Makassartoday.com, Makassar – Badan Pemeriksa Keuangan (BPK) Perwakilan Provinsi Sulawesi Selatan (Sulsel) menyerahkan Laporan Hasil Pemeriksaan (LHP) Semester II Pemeriksaan Kinerja dan Pemeriksaan Dengan Tujuan Tertentu (PDTT) Tahun 2025 kepada Wali Kota Makassar, Munafri Arifuddin di Ruang Auditorium Lantai 2 Kantor BPK Perwakilan Provinsi Sulsel, Senin (19/1/2026).
Pada periode pemeriksaan ini, BPK Perwakilan Sulsel, melaksanakan sejumlah pemeriksaan strategis yang meliputi pemeriksaan kinerja atas efektivitas manajemen aset daerah pada Pemerintah Kota (Pemkot) Makassar, pemeriksaan kepatuhan atas pengelolaan Perusahaan Umum Daerah Air Minum (PDAM) Makassar Tahun 2023 hingga Triwulan III Tahun 2025, serta pemeriksaan Kepatuhan atas pengelolaan pajak dan retribusi daerah dalam rangka peningkatan pendapatan asli daerah (PAD).
Kepala BPK Perwakilan Sulsel, Winner Franky Halomoan Manalu, membeberkan temuan pihaknya, antara lain tingginya tingkat kehilangan air di luar ketentuan, pengelolaan pendapatan air yang belum optimal, serta perizinan pengambilan air baku yang belum sepenuhnya dipenuhi.
Atas temuan tersebut, BPK merekomendasikan agar direksi perusahaan air minum melakukan pengendalian kebocoran air.
“Serta mengoptimalkan pendapatan, menyusun regulasi turunan sesuai ketentuan, serta menyelesaikan perizinan pengambilan air baku,” saran dia.
Temuan lain pada hasil pemeriksaan kepatuhan atas pengelolaan Pajak dan Retribusi Daerah dalam rangka peningkatan pendapatan asli daerah (PAD).
Pemeriksaan ini dilakukan untuk menilai kesesuaian pengelolaan dengan Undang-Undang Nomor 1 Tahun 2022 tentang Hubungan Keuangan antara Pemerintah Pusat dan Daerah.
BPK menemukan bahwa pendataan objek dan wajib pajak PBB-P2 serta retribusi layanan kebersihan belum optimal, sehingga berpotensi menimbulkan kehilangan pendapatan daerah.

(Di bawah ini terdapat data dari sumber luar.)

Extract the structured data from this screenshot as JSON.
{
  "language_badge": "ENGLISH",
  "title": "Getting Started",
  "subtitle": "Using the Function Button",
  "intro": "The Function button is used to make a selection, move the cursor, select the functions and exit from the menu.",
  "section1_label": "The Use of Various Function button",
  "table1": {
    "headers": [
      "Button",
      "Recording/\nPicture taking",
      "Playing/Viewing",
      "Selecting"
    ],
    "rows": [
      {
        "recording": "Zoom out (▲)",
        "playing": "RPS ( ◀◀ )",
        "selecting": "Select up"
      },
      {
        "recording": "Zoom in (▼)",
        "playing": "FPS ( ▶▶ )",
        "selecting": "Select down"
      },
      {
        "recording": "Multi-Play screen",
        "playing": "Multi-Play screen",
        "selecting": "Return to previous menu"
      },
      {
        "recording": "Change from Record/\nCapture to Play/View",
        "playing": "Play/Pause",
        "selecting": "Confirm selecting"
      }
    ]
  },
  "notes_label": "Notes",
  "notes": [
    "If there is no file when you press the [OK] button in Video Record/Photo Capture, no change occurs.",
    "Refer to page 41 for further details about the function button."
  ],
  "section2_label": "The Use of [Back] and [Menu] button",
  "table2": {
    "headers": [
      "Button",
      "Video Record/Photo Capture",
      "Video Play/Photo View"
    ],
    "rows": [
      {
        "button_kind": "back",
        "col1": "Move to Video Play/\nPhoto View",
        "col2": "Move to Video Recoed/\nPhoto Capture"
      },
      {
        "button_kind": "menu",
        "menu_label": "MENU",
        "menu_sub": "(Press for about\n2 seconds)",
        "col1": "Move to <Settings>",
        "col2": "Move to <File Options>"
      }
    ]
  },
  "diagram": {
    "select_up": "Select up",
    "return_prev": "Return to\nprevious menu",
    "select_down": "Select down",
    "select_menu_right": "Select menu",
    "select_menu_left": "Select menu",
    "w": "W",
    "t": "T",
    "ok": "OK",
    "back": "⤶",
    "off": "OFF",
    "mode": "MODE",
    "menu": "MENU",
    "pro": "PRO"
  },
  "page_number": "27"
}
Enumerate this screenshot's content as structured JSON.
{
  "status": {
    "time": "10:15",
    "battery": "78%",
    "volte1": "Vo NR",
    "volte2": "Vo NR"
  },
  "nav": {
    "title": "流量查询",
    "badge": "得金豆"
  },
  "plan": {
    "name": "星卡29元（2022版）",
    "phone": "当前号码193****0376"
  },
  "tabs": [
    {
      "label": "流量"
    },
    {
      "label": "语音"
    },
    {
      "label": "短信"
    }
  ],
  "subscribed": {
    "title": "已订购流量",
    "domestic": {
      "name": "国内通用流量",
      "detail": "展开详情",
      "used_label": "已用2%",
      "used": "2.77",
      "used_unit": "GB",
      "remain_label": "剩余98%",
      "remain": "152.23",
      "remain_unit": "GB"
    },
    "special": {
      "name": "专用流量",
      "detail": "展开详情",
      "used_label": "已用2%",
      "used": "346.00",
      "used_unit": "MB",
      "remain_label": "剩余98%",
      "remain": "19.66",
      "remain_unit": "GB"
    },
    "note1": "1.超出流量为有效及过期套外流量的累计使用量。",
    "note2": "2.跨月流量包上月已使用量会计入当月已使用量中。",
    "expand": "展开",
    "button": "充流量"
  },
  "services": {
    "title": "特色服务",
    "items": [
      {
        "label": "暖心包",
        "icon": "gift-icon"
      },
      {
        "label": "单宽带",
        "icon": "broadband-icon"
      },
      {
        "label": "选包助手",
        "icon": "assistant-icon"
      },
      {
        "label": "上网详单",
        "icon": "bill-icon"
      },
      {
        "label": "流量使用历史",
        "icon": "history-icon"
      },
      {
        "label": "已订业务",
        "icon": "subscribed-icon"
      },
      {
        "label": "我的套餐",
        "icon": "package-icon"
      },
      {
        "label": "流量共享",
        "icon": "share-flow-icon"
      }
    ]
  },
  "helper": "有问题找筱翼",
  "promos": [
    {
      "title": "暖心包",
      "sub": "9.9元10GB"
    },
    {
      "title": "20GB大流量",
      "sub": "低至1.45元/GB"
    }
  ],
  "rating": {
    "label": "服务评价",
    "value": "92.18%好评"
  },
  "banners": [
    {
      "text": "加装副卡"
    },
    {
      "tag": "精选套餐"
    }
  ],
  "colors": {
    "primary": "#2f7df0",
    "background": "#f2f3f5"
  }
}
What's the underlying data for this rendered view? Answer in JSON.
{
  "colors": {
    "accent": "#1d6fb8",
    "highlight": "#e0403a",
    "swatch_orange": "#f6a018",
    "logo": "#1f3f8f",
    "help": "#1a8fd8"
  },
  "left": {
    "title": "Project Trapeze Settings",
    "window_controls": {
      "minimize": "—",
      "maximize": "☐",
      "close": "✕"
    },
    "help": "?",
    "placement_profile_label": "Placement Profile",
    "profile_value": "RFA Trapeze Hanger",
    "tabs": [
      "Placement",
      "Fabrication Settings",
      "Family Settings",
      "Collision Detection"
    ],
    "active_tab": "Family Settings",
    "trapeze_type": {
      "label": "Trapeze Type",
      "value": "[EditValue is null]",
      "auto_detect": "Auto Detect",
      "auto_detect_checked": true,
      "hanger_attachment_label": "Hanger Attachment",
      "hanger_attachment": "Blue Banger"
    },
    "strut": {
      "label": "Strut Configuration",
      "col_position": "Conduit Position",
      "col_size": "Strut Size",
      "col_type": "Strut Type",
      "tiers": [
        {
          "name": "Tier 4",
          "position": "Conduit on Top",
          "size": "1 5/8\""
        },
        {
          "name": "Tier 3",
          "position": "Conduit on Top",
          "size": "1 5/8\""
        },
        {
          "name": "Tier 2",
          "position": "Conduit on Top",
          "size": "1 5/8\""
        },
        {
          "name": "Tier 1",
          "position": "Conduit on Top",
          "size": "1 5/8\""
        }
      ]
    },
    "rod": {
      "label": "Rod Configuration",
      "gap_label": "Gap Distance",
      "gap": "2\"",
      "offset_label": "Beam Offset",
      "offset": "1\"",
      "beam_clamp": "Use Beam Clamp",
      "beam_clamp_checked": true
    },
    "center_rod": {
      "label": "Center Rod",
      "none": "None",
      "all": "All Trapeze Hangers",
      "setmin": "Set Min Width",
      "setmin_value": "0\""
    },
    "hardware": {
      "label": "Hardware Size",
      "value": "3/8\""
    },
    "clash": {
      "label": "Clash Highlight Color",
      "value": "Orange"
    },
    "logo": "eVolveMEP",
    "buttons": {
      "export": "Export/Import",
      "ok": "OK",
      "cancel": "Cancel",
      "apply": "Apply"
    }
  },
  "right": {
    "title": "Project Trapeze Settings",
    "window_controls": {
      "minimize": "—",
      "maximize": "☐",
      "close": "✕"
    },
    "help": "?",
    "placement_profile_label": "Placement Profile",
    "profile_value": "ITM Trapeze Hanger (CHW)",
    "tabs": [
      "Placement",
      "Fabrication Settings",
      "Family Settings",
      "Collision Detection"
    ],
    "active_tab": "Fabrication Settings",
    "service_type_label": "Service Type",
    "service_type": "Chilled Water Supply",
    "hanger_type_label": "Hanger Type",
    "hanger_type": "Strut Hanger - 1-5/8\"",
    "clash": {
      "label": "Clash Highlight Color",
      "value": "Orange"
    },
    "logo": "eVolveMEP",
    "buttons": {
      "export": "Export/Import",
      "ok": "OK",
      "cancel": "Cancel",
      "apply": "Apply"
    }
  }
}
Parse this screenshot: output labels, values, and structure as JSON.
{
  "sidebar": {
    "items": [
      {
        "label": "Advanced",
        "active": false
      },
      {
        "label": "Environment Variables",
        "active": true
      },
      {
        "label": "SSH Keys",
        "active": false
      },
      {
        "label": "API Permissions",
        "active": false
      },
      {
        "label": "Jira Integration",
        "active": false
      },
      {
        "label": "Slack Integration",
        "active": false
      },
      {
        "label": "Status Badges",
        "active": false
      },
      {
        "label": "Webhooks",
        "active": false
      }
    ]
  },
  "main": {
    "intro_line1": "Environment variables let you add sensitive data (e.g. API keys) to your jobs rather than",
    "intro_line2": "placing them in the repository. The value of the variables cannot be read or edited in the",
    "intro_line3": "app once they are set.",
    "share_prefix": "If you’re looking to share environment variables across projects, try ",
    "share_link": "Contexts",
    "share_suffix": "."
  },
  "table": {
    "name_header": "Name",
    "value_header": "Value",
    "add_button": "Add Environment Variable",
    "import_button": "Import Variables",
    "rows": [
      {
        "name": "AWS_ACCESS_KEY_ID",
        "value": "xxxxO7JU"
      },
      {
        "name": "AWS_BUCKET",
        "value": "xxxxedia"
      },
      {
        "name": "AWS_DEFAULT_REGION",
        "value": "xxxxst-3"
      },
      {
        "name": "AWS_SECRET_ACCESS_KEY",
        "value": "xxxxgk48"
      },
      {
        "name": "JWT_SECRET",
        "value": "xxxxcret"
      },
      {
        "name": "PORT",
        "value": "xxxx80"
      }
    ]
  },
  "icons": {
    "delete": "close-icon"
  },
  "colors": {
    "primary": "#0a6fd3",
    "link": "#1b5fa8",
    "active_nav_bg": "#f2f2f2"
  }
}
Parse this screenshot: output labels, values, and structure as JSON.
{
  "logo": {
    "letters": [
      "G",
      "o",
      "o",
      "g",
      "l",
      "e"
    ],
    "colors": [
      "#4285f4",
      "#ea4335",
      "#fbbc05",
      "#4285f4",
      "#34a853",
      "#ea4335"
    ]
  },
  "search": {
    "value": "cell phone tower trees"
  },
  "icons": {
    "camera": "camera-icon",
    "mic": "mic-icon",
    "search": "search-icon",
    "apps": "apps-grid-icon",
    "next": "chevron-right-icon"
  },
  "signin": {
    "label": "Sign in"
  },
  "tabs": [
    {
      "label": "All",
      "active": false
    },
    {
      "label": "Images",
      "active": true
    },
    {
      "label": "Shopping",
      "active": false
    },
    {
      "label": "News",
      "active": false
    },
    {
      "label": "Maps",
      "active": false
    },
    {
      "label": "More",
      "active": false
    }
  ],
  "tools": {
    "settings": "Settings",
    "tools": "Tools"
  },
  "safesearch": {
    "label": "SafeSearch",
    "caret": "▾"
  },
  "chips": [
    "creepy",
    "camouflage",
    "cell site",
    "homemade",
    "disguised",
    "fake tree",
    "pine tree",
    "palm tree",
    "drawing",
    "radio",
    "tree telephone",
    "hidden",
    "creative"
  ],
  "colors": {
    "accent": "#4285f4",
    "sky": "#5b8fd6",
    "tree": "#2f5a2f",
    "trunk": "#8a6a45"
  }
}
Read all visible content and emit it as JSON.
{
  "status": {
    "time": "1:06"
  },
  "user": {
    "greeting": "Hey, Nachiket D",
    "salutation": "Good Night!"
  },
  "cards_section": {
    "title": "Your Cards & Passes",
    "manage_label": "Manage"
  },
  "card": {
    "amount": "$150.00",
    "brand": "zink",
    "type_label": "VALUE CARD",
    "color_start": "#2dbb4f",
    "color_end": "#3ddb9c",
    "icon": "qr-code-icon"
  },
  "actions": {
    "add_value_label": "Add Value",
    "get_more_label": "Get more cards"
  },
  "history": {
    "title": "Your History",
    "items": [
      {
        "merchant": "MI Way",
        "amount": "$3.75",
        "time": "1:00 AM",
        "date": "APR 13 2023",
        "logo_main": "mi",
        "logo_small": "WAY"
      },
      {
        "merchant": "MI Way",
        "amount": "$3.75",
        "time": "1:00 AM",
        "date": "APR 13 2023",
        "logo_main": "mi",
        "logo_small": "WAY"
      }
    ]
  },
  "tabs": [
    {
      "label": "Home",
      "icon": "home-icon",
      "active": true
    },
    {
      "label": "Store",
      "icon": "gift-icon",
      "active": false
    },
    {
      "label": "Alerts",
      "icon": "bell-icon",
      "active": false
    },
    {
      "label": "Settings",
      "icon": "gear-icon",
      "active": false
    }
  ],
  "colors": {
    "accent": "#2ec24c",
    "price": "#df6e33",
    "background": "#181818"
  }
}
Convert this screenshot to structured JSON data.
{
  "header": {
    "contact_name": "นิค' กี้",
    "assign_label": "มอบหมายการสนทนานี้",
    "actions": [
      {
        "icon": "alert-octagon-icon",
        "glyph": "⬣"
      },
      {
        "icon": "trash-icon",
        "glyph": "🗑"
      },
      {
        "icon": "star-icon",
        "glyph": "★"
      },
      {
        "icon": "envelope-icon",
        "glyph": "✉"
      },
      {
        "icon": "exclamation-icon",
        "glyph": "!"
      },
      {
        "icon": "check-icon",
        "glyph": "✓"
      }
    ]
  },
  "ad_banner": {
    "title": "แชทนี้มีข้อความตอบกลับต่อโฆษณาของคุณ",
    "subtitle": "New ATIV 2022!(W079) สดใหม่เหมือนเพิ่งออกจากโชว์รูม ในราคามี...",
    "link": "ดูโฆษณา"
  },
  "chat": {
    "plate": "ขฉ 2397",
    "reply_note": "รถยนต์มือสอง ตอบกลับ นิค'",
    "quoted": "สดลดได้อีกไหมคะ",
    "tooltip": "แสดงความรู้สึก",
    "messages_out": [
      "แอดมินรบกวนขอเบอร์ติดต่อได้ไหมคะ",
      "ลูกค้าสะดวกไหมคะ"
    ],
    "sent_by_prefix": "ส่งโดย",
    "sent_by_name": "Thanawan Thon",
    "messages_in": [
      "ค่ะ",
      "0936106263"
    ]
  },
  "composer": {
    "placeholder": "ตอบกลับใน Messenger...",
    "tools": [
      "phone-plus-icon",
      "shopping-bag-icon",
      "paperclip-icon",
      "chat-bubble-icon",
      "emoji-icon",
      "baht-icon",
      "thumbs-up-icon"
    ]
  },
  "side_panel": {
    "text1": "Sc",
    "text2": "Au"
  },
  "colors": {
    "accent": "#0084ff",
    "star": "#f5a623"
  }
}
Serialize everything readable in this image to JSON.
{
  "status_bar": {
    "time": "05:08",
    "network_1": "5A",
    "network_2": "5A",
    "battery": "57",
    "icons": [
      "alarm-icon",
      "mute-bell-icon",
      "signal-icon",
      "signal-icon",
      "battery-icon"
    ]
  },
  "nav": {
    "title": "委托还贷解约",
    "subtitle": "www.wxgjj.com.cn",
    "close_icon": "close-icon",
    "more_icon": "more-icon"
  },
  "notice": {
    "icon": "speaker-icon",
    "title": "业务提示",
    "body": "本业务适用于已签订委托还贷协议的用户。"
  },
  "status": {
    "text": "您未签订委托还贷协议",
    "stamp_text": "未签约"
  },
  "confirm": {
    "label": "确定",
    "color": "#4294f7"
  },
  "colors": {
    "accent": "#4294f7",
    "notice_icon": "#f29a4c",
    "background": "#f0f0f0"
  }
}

“Sehingga, kami BPK merekomendasikan agar pemerintah daerah melakukan pendataan ulang, meningkatkan pengawasan, serta memperkuat koordinasi lintas perangkat daerah,” ungkapnya.
Keempat, Pemeriksaan Kepatuhan atas Pengelolaan Belanja Daerah pada beberapa pemerintah kabupaten.
Dalam pemeriksaan ini ditemukan ketidaksesuaian pengelolaan belanja dengan ketentuan Peraturan Pemerintah Nomor 12 Tahun 2019 serta standar biaya yang berlaku.
BPK mendorong kepala daerah untuk segera menyesuaikan regulasi internal, memperbaiki tata kelola belanja, dan memastikan seluruh pengeluaran sesuai ketentuan perundang-undangan.
Oleh sebab itu, Winner Franky menegaskan bahwa seluruh rekomendasi yang diberikan telah ditindaklanjuti oleh masing-masing entitas melalui penyusunan rencana aksi nyata.
BPK menginginkan tindak lanjut tersebut dapat diselesaikan sesuai dengan tenggat waktu yang telah ditetapkan.
Selain itu, ia menekankan LHP yang diserahkan dapat menjadi bahan bagi DPRD dalam menjalankan fungsi legislasi, penganggaran. Dan pengawasan, khususnya dalam mengawal tindak lanjut rekomendasi oleh kepala daerah.
“Semoga hasil pemeriksaan ini benar-benar memberikan manfaat dan menjadi dasar perbaikan berkelanjutan dalam tata kelola pemerintahan dan pengelolaan keuangan negara,” tutup Winner Franky.